DÜNYANIN en önemli suyollarından biri olan ve Akdeniz’i Kızıldeniz’e bağlayan Süveyş Kanalı’nda Panama bandıralı “The Ever Given” adlı bir gemi, kanal bölgesinde kopan kum fırtınası sonrası karaya oturdu.

Ancak geminin karaya oturuşu öyle bir oturuş oldu ki Süveyş Kanalı’nı âdeta gemiden bir hisar ile kapattı. Dünya ticâretinde günlük on milyar doların aktığı bu gemi güzergâhının kapanması veya kapatılması, küresel ticâreti ânında etkiledi. Bu etkinin ilk hissedileceği kalem, petrol tankerlerinin kanaldan geçememesi nedeniyle fiyatı yükselecek olan petrol gibi görülüyor.

Süveyş Kanalı’nın bir gemiyle tıkanması veya tıkatılması bana  “Karadeniz’de gemilerin mi battı?” şeklindeki halk deyimini çağrıştırdı. Bu deyimin ardında büyük bir felâketin izleri gizlidir elbette. Muhtemelen Birinci Dünya Savaşı’nın ardından çıkan bu halk deyimi, Karadeniz’de batırılan Osmanlı erzak gemilerine dayanmaktadır. Rusların bu gemileri batırması, lojistiği kesilen Osmanlı ordusuna Sarıkamış gibi bir felâkete mâl olmuş, on binlerce vatan evlâdı, Karadeniz’de batan gemilerin bedellerini cephede canlarıyla ödemişlerdir.

Şimdi, Süveyş Kanalı’nı gemiden bir hisar gibi tıkayan ticâret gemisine dönelim…

Bu geminin kanalda karaya oturuşu bir kaza olabilir mi? Olabilir. Ardında istihbarat örgütlerinin bulunduğu bir sabotaj olabilir mi? Olabilir. Ancak öyle veya böyle, bu geminin dünyanın en faal suyollarından birini tıkaması, üzerinde durulması gereken pek çok sual barındırmaktadır.

Bu suallerden ilkini, Süveyş Kanalı’nın coğrafî konumu üzerinden sormak gerekir.

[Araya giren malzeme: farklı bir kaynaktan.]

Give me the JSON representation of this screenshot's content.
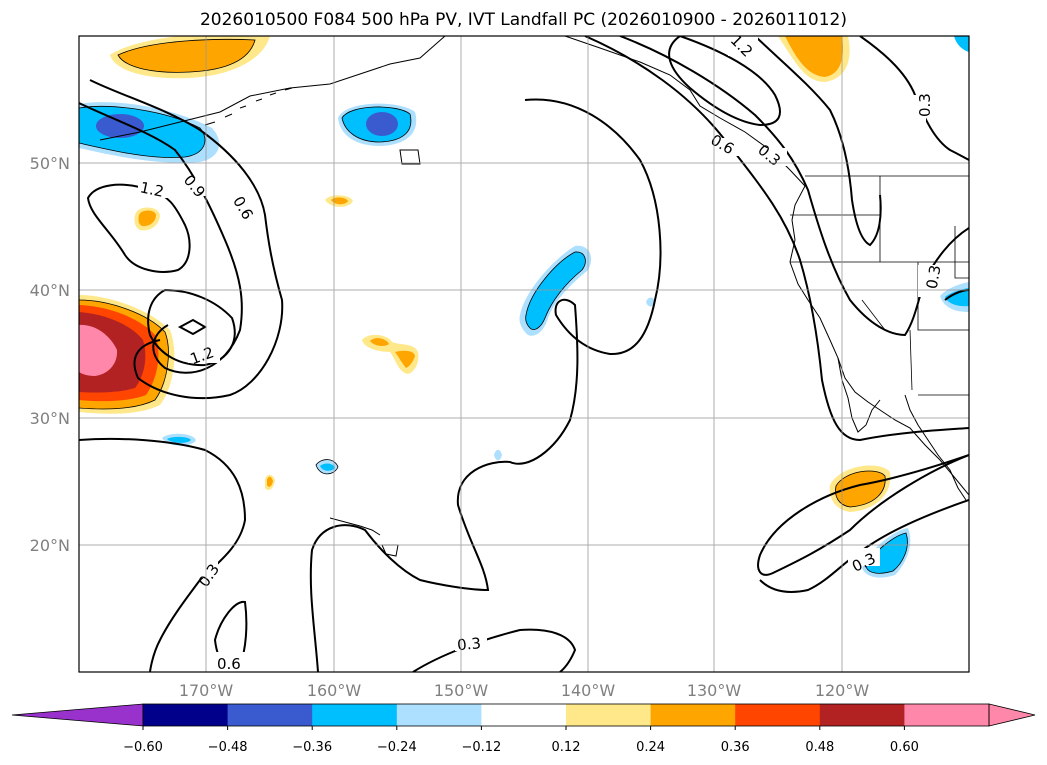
{
  "title": "2026010500 F084 500 hPa PV, IVT Landfall PC (2026010900 - 2026011012)",
  "map": {
    "lon_labels": [
      "170°W",
      "160°W",
      "150°W",
      "140°W",
      "130°W",
      "120°W"
    ],
    "lat_labels": [
      "50°N",
      "40°N",
      "30°N",
      "20°N"
    ]
  },
  "contour_labels": [
    "1.2",
    "0.9",
    "0.6",
    "1.2",
    "0.3",
    "0.6",
    "0.3",
    "0.3",
    "0.6",
    "0.3",
    "0.3",
    "0.3",
    "1.2",
    "0.3"
  ],
  "colorbar": {
    "ticks": [
      "−0.60",
      "−0.48",
      "−0.36",
      "−0.24",
      "−0.12",
      "0.12",
      "0.24",
      "0.36",
      "0.48",
      "0.60"
    ],
    "colors": [
      "#9932CC",
      "#00008B",
      "#3A5BCF",
      "#00BFFF",
      "#ADDFFF",
      "#FFFFFF",
      "#FFE88A",
      "#FFA500",
      "#FF4500",
      "#B22222",
      "#FF88AA",
      "#FF88AA"
    ]
  }
}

Süveyş Kanalı hangi kıtaların irtibat merkezidir? Asya ile Avrupa’nın… Bu bağlantıda Asya ve Avrupa’nın rolleri nedir? Asya hammadde ve ürün, Avrupa da pazar… Bu kanal tıkanırsa ne olur? Asya ve Avrupa arasındaki tedarik zinciri kopar ve ticâret gemileri Ümit Burnu’ndan dolaşarak Avrupa’ya Cebelitarık üzerinden ulaşmak zorunda kalacaklarından hammadde ve ürün fiyatları artar. Bu kanal tıkanırsa, bunda en fazla zarar gören ülke hangisi olur? Çin!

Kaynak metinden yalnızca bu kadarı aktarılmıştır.